Paper No. 20-8
Presentation Time: 3:15 PM
ADAPTING GROUNDWATER MODEL BOUNDARY CONDITIONS FOR COLD REGIONS (Invited Presentation)
LAMONTAGNE, Pierrick1, CHEN, Lin2, KURYLYK, Barret L.3 and MCKENZIE, Jeffrey M.1, (1)Earth and Planetary Sciences, McGill University, Montreal, QC H3A 0E8, Canada, (2)Centre d’études nordiques and Département de géographie, Université de Montréal, Montreal, QC H3C 3J7, Canada, (3)Department of Civil and Resource Engineering and Centre for Water Resources Studies, Dalhousie University, Halifax, NS B3J 1B6, Canada
Numerical groundwater models have been used for many decades to understand subsurface hydrology and to simulate future and current groundwater dynamics. However, most of these models are not adapted to cold regions. In these environments, the storage and movement of groundwater is affected by permafrost that confines groundwater flow to unfrozen zones of the ground. Permafrost thaw can greatly increase subsurface hydraulic conductivity and hydrological connectivity between aquifers and surface water bodies. New groundwater modelling tools that simulate groundwater flow and energy transport, including freezing and thawing processes, have recently been developed to better understand the impacts of climate change and permafrost thaw on northern hydrology. To date, these models have only been used by a few research groups and have not been widely used for managing cold regions groundwater resources.

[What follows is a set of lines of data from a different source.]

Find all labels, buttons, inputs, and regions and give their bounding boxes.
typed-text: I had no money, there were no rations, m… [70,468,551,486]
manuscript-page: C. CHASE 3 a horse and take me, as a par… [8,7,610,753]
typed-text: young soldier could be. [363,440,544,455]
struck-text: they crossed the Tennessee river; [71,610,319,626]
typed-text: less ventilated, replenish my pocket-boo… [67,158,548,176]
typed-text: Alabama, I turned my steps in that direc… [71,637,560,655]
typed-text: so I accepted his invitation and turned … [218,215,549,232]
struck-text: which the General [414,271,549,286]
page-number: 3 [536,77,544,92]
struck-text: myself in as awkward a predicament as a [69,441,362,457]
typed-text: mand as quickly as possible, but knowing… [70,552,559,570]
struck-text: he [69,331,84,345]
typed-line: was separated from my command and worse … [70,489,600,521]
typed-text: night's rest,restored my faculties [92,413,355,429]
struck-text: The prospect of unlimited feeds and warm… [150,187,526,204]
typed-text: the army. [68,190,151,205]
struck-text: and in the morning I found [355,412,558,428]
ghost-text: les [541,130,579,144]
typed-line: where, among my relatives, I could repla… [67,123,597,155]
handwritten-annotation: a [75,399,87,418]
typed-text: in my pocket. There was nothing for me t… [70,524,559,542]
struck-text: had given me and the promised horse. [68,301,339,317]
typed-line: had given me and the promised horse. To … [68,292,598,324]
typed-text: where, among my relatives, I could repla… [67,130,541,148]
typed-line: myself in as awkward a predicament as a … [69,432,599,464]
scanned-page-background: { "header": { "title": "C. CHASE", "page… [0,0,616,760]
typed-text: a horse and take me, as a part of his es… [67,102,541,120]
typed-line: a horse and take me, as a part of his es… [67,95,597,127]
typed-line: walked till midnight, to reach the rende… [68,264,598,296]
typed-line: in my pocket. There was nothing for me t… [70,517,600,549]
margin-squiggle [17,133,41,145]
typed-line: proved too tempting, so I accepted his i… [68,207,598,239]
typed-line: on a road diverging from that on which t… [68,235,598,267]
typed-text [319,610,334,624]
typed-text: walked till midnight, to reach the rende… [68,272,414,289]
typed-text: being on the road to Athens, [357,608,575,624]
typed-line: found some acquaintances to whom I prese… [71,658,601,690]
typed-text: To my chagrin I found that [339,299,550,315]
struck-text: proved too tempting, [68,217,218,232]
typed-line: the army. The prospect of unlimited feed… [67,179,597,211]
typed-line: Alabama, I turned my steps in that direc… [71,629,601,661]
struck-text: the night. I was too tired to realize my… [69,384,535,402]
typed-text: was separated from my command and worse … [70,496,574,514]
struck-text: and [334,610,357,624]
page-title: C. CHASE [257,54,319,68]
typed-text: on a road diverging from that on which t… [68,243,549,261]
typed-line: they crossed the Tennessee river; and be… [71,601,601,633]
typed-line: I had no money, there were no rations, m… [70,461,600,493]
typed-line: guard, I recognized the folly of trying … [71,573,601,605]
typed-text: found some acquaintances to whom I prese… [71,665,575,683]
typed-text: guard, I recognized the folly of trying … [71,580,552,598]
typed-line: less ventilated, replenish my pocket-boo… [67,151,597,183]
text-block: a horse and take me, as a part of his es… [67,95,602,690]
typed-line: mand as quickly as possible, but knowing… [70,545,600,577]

Compared to groundwater models that only simulate groundwater flow, these cold regions models are difficult to calibrate and replicate field data. One of the biggest challenges is to design land-surface boundary conditions. Processes such as snow insulation, snowmelt, and seasonal freezing and limited applicable field data make the accurate representation of this boundary challenging. Herein, we apply different sets of thermal and hydraulic surface boundary conditions adapted for cold regions to assess their impact on model outcomes, such as active layer thickness, permafrost thawing rate, and spatial and seasonal patterns groundwater discharge rate to the land surface. We test and compare the sensitivity of model outcomes to these boundary conditions in different settings. From these analyses, we evaluate the boundary conditions that exert the largest influence on model outcomes and provide recommendations for which boundary conditions to use depending on the setting. This study provides guidelines to develop effective conceptual and numerical groundwater models in cold regions.